Clinical Imaging Collaboration and Development
Rob S. MacLeod, PhD
University of Utah, Scientific Imaging and Computing Institute
The Scientific Computing and Imaging (SCI) Institute at the University of Utah, in collaboration with the CARMA Center and UCAIR, has developed several software programs that are contributing greatly to the advances in diagnostic and treatment technologies for atrial fibrillation. Utilizing specialized MRI sequences developed in Utah, the SCI Institute has created software programming that allows for the synthesis of multiple imaging modalities, such as CT and MRI, into unified data outputs for physicians.
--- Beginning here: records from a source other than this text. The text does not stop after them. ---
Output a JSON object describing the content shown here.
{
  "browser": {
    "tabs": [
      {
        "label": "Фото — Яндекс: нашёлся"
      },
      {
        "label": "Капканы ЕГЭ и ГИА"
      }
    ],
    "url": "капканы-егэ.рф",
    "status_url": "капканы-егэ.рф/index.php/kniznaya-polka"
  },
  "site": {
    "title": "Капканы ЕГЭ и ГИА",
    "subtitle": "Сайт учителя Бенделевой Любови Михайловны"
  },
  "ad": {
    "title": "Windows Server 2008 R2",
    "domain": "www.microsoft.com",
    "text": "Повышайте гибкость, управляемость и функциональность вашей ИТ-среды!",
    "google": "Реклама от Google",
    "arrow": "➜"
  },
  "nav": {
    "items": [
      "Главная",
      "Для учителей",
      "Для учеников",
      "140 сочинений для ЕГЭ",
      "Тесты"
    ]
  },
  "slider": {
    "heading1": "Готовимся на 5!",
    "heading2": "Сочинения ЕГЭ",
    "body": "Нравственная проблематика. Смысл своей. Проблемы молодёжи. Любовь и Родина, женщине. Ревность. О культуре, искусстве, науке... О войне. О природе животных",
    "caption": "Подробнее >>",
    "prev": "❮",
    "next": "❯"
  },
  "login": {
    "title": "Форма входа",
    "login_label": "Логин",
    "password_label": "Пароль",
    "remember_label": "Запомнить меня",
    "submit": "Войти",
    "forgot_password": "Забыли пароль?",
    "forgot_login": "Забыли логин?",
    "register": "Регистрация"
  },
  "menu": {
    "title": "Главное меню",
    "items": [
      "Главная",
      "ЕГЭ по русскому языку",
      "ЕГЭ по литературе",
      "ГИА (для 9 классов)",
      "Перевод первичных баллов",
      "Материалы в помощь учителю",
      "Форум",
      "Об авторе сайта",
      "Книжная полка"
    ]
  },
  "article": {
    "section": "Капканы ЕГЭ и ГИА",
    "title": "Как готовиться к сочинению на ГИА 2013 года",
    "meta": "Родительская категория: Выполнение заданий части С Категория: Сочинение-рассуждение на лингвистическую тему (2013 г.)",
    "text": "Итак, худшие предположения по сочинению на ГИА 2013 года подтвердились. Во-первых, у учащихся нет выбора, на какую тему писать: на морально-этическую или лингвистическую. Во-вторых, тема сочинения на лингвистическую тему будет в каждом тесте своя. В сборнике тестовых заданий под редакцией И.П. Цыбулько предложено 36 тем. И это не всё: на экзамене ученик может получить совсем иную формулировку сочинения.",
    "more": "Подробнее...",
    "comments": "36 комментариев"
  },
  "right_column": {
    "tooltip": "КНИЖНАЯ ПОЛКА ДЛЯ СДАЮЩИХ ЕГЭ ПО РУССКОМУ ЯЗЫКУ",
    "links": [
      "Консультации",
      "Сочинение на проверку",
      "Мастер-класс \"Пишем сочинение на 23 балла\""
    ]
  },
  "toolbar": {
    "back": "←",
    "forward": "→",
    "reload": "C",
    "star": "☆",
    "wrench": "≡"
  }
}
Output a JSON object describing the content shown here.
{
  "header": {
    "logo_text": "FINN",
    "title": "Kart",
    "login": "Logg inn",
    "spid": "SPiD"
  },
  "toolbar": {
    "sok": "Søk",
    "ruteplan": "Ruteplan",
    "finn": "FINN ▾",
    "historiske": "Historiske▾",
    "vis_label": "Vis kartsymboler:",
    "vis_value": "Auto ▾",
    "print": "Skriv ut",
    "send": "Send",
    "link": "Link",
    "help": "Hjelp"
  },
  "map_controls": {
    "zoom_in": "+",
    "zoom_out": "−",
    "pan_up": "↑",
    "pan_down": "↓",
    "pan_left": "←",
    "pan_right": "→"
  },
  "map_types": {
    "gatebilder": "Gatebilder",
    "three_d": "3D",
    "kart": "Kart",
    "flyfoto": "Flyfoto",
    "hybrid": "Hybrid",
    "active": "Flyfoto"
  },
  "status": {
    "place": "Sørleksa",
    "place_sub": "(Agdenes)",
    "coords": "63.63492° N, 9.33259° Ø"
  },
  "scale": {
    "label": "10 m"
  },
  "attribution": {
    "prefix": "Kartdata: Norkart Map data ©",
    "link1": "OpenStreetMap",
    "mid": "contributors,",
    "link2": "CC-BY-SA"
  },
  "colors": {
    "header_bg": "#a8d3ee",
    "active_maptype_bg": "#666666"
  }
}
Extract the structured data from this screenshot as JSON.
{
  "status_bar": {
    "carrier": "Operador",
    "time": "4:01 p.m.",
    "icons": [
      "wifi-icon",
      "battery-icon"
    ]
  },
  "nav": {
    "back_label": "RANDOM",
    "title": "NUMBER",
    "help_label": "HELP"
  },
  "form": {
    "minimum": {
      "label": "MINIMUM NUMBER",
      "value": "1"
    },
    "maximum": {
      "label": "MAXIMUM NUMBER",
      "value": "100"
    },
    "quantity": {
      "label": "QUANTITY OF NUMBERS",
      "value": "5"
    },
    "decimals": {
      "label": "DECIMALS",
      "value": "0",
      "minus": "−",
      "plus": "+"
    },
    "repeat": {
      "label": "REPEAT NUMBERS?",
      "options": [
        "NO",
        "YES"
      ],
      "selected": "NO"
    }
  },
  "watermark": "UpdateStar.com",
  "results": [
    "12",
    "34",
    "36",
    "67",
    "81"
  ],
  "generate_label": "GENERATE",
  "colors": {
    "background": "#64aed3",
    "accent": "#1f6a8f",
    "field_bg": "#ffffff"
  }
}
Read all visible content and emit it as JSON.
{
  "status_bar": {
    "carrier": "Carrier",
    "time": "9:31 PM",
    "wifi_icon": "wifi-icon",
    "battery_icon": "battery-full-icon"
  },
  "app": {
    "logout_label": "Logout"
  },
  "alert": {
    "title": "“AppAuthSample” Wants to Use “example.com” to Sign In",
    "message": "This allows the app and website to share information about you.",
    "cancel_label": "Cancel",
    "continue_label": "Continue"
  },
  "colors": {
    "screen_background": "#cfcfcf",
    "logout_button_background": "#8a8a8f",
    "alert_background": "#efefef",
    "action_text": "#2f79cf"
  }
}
The overall goal is to create imaging capabilities that provide real-time data during the ablation procedure, as well as diagnostic tools to better understand and capture all relevant data for each patient into one integrated viewing mechanism for physicians to evaluate. Specialized imaging modalities will increase our ability to non-invasively improve patient care outcomes, and through unique collaborative research endeavors between biomedical engineers, software developers, imaging experts, and clinicians, we may find the best opportunities to treat cardiac arrhythmias. As we proceed in developing new imaging software to meet the demands of improving technology, the CARMA team looks forward to continued collaborative efforts to make these improved imaging techniques available to patients and physicians throughout the globe.